Document number: P0593R0
Audience: WG21

Ville Voutilainen
2017-02-05

What to do with buffers that are not arrays, and undefined behavior thereof?

Abstract

There is a std-discussion thread at https://groups.google.com/a/isocpp.org/d/msg/std-discussion/rt2ivJnc4hg/Lr541AYgCQAJ that raises an interesting question; if C code creates a buffer with malloc, writes objects to it, and returns a pointer to that buffer, according to our object model rules, incrementing that pointer to treat the buffer as an array is undefined. Nothing in the program created an array. I can't find anything in the specification that suggests such a buffer is an array. An implementation probably wouldn't do anything funny, since it's unlikely that it can prove that the user didn't create an array, and fair amounts of existing code would probably break.

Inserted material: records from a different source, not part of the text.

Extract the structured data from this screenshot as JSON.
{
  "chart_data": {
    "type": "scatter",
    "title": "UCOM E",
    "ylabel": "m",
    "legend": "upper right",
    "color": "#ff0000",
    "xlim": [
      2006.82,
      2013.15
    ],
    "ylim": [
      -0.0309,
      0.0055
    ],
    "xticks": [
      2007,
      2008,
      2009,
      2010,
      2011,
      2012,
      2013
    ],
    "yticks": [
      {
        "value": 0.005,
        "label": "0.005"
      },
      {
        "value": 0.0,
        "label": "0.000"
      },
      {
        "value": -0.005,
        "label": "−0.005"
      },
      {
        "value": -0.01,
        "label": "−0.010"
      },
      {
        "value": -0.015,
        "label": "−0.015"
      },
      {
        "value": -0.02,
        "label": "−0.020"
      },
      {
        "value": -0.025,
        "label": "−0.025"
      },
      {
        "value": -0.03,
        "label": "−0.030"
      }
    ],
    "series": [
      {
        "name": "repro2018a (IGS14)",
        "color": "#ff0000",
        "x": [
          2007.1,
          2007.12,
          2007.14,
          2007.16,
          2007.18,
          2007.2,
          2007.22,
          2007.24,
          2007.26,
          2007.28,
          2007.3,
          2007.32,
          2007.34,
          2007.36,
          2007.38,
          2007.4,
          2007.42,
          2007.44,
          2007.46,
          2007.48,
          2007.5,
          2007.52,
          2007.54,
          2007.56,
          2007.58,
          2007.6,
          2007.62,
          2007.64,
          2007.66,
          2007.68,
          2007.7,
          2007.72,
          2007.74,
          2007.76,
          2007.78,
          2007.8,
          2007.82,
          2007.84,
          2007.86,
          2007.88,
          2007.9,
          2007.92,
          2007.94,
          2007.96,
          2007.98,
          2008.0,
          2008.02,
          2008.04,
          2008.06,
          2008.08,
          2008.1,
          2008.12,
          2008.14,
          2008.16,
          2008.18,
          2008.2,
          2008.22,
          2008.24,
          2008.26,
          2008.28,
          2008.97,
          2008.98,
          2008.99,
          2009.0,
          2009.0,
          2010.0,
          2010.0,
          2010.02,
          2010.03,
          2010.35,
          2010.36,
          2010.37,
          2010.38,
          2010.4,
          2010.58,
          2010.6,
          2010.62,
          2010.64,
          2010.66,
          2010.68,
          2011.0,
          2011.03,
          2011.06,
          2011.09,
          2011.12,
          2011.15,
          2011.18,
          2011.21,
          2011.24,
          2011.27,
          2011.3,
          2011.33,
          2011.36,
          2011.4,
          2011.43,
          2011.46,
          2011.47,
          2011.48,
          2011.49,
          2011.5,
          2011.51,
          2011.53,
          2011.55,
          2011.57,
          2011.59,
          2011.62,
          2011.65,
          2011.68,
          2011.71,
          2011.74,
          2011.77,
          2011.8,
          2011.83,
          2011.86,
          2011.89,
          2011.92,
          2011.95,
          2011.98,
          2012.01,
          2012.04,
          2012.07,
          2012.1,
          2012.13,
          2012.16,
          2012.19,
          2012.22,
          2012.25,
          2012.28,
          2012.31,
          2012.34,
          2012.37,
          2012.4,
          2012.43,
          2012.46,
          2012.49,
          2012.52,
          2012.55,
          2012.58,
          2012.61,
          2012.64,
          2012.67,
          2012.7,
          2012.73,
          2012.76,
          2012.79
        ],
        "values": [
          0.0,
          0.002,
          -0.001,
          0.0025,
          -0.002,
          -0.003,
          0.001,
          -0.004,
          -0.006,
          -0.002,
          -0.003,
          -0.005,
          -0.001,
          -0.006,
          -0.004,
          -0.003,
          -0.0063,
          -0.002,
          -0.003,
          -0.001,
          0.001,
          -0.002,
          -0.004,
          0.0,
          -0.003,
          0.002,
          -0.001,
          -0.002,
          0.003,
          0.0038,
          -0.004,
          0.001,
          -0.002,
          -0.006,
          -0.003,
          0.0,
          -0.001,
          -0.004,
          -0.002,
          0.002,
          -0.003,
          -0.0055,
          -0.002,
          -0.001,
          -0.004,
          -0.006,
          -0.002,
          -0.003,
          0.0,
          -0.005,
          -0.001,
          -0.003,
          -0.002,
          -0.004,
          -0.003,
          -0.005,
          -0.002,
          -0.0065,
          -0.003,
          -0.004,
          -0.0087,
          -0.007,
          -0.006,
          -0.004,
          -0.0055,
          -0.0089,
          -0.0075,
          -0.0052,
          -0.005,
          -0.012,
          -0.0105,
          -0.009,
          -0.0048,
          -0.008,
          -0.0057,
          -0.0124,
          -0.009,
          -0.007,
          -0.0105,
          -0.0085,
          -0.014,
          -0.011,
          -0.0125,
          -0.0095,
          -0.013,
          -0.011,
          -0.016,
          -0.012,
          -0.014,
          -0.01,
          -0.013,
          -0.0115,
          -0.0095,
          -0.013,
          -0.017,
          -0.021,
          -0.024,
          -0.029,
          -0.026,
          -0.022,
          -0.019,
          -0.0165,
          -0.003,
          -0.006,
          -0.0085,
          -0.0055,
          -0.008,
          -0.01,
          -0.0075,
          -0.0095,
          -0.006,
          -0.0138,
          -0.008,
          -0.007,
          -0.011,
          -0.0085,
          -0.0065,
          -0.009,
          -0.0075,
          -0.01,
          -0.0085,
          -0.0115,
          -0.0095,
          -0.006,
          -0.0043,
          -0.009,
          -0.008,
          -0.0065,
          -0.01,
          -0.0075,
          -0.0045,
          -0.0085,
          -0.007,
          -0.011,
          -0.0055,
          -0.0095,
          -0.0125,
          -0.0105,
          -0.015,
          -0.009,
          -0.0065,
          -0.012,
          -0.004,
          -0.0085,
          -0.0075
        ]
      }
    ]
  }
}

Another problem is that std::vector allocates an array of storage, but then treats that array as an array of element types. That's also undefined. This is captured by Core Issue 2182: http://www.open-std.org/jtc1/sc22/wg21/docs/cwg_active.html#2182.

What to do?

First of all, I don't know. I'm not suggesting that malloc should magically create objects. But creating a buffer with malloc and writing objects to the buffer doesn't create an array; therefore I don't see how to legally use such a buffer as an array.

There are various ideas suggested in the std-discussion thread mentioned in the abstract:

This particular undefined behavior is probably not an actual problem in practice. But it's certainly weird that such UB exists in our specification, considering that such buffers appear in a lot of code that interfaces with C. It can even appear in code that is all C++, but yet our object model doesn't support it. The vector issue is all C++, and yet our object model doesn't support it.